Regionales / Harz

17.08.2022

Ein Eismohr auf dem Bergbauernmarkt


Ein Kommentar von Christian Dolle

Der Bergbauernmarkt in Clausthal-Zellerfeld ist eine tolle Veranstaltung. Kunsthandwerkliche und kulinarische Angebote, immer gut besucht, dabei entspannt und ein echt toller Ausflugstipp für Einheimische wie auch Touristen. Jeden Donnerstagabend findet er von 17 bis 21 Uhr in der Bornhardstraße in Zellerfeld statt und lohnt sich auf jeden Fall. 

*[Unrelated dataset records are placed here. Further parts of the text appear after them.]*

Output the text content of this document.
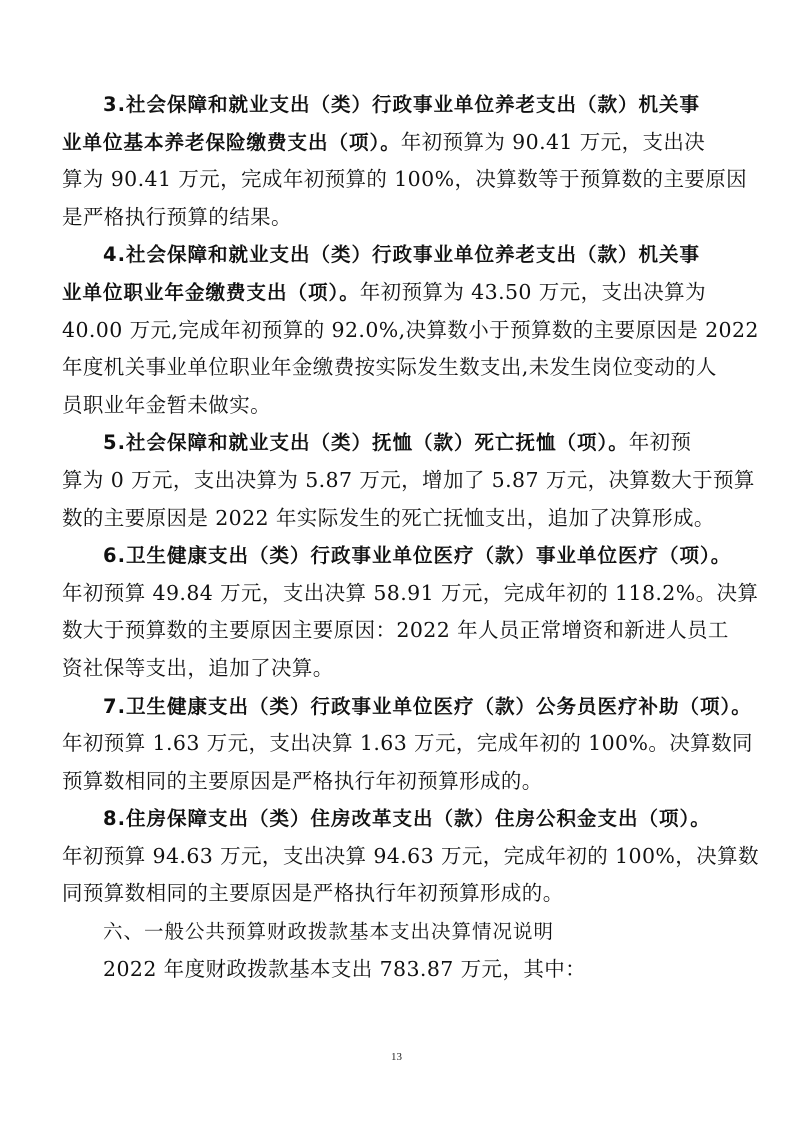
3.社会保障和就业支出（类）行政事业单位养老支出（款）机关事
业单位基本养老保险缴费支出（项）。年初预算为 90.41 万元，支出决
算为 90.41 万元，完成年初预算的 100%，决算数等于预算数的主要原因
是严格执行预算的结果。
4.社会保障和就业支出（类）行政事业单位养老支出（款）机关事
业单位职业年金缴费支出（项）。年初预算为 43.50 万元，支出决算为
40.00 万元,完成年初预算的 92.0%,决算数小于预算数的主要原因是 2022
年度机关事业单位职业年金缴费按实际发生数支出,未发生岗位变动的人
员职业年金暂未做实。
5.社会保障和就业支出（类）抚恤（款）死亡抚恤（项）。年初预
算为 0 万元，支出决算为 5.87 万元，增加了 5.87 万元，决算数大于预算
数的主要原因是 2022 年实际发生的死亡抚恤支出，追加了决算形成。
6.卫生健康支出（类）行政事业单位医疗（款）事业单位医疗（项）。
年初预算 49.84 万元，支出决算 58.91 万元，完成年初的 118.2%。决算
数大于预算数的主要原因主要原因：2022 年人员正常增资和新进人员工
资社保等支出，追加了决算。
7.卫生健康支出（类）行政事业单位医疗（款）公务员医疗补助（项）。
年初预算 1.63 万元，支出决算 1.63 万元，完成年初的 100%。决算数同
预算数相同的主要原因是严格执行年初预算形成的。
8.住房保障支出（类）住房改革支出（款）住房公积金支出（项）。
年初预算 94.63 万元，支出决算 94.63 万元，完成年初的 100%，决算数
同预算数相同的主要原因是严格执行年初预算形成的。
六、一般公共预算财政拨款基本支出决算情况说明
2022 年度财政拨款基本支出 783.87 万元，其中：
13
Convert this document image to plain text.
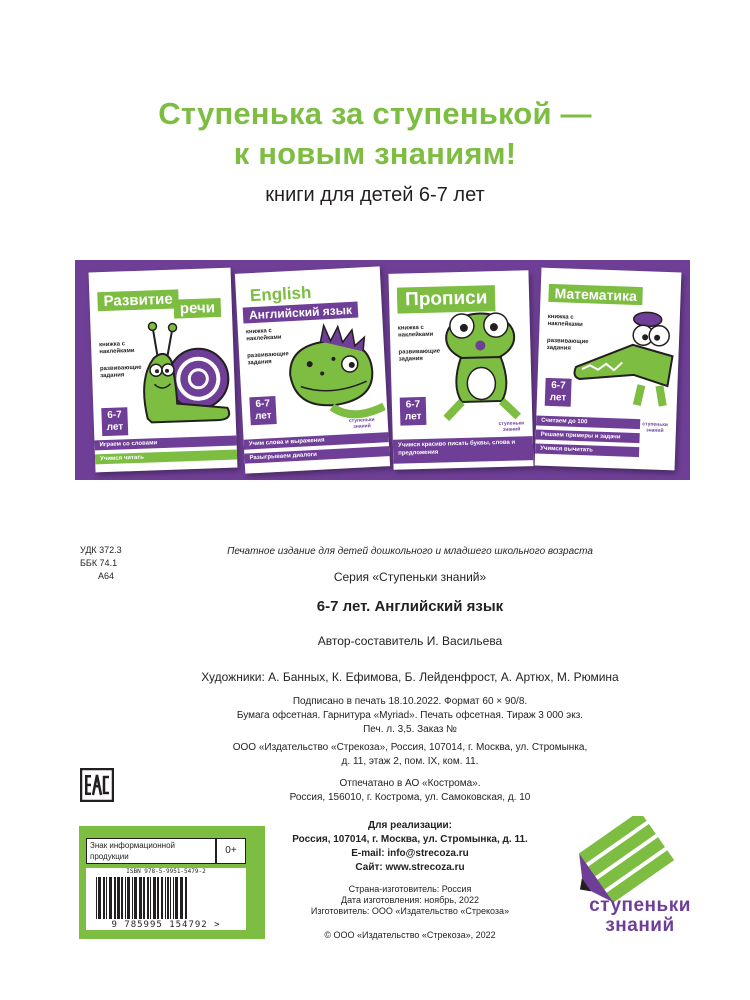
Ступенька за ступенькой —
к новым знаниям!
книги для детей 6-7 лет
Развитие речи
книжка с наклейками
развивающие задания
6-7
лет
Играем со словами
Учимся читать
English
Английский язык
книжка с наклейками
развивающие задания
6-7
лет	ступеньки знаний
Учим слова и выражения
Разыгрываем диалоги
Прописи
книжка с наклейками
развивающие задания
6-7
лет
ступеньки знаний
Учимся красиво писать буквы, слова и предложения
Математика
книжка с наклейками
развивающие задания
6-7
лет
ступеньки знаний
Считаем до 100
Решаем примеры и задачи
Учимся вычитать
УДК 372.3
ББК 74.1
А64
Печатное издание для детей дошкольного и младшего школьного возраста
Серия «Ступеньки знаний»
6-7 лет. Английский язык
Автор-составитель И. Васильева
Художники: А. Банных, К. Ефимова, Б. Лейденфрост, А. Артюх, М. Рюмина
Подписано в печать 18.10.2022. Формат 60 × 90/8.
Бумага офсетная. Гарнитура «Myriad». Печать офсетная. Тираж 3 000 экз.
Печ. л. 3,5. Заказ №
ООО «Издательство «Стрекоза», Россия, 107014, г. Москва, ул. Стромынка,
д. 11, этаж 2, пом. IX, ком. 11.
Отпечатано в АО «Кострома».
Россия, 156010, г. Кострома, ул. Самоковская, д. 10
Для реализации:
Россия, 107014, г. Москва, ул. Стромынка, д. 11.
E-mail: info@strecoza.ru
Сайт: www.strecoza.ru
Страна-изготовитель: Россия
Дата изготовления: ноябрь, 2022
Изготовитель: ООО «Издательство «Стрекоза»
© ООО «Издательство «Стрекоза», 2022
Знак информационной
продукции
0+
ISBN 978-5-9951-5479-2
9 785995 154792 >
ступеньки
знаний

Am vergangenen Donnerstag gab es unter anderem allerlei Gewürze, Modellautos aus Blech, Huggy Wuggy-Figuren und eben auch Eis. Soft-Eis, um genau zu sein, in einer Variante auch mit Schokolade überzogen. Gab es früher schon. Damals hieß das „Eismohr“. Auf dem Bergbauernmarkt heißt es auch heute noch so. Muss das sein?

Oh nein, jetzt wird aus diesem netten Text über einen wunderschönen Markt so ein wokes Gemecker über Begrifflichkeiten, die „man heute nicht mehr sagen darf“. Zunächst vorweg: Doch, darf man sagen, darf man sogar auf ein Werbeschild am Eisstand schreiben. Aber meckern darf ich auch, denn auch wenn das Eis wirklich lecker war, stößt mir die Bezeichnung dafür extrem sauer auf. 

Der Begriff „Mohr“ ist eine ganz klar rassistisch diskriminierende Bezeichnung für Menschen mit dunkler Hautfarbe. Zwar stammt das Wort nicht wie etwa das in diesem Zusammenhang vielzitierte N-Wort aus der Kolonialzeit, sondern ist deutlich älter, doch auch im Mittelalter schon wurde Mohr zum Teil mit dem Teufel gleichgesetzt, den man sich mit dunkler Hautfarbe vorstellte. Es bedient Stereotype und hat somit einen Bedeutungswandel erfahren, dass selbst eine Schokoladenmarke den Mohren schließlich nicht mehr im Logo verwendete.

Nun soll an dieser Stelle nicht auf einen Eisverkäufer eingedroschen werden, der Vanilleeis mit Schokoladenüberzug unter dieser Bezeichnung verkauft. Sowas halte ich in der gesamten Diskussion um Alltagsrassismus und diskriminierende Sprache selten für zielführend. Andererseits halte ich es aber für wichtig, auf die Problematik aufmerksam zu machen und ein Schild wie dieses nicht kommentarlos hinzunehmen. 

Es geht hier nicht darum, jemandem vorzuschreiben, wie er zu sprechen hat, es soll niemand gecancelt werden, es geht auch nicht darum, Kinderbücher umzuschreiben, weil sich bestimmte Kontexte verändert haben. Doch Alltagsrassismus begegnet uns immer wieder, verletzt viele Menschen in unserer Gesellschaft, bestätigt Vorbehalte, die einzig und allein einer deutlich überholten Weltanschauung entstammen. Daher halte ich es für nötig, dass wir uns dessen bewusst werden, es ansprechen und darüber nachdenken, ob ein solches Werbeschild es wert ist, dass People of Color sich ausgegrenzt, beleidigt, rassistisch diskriminiert fühlen.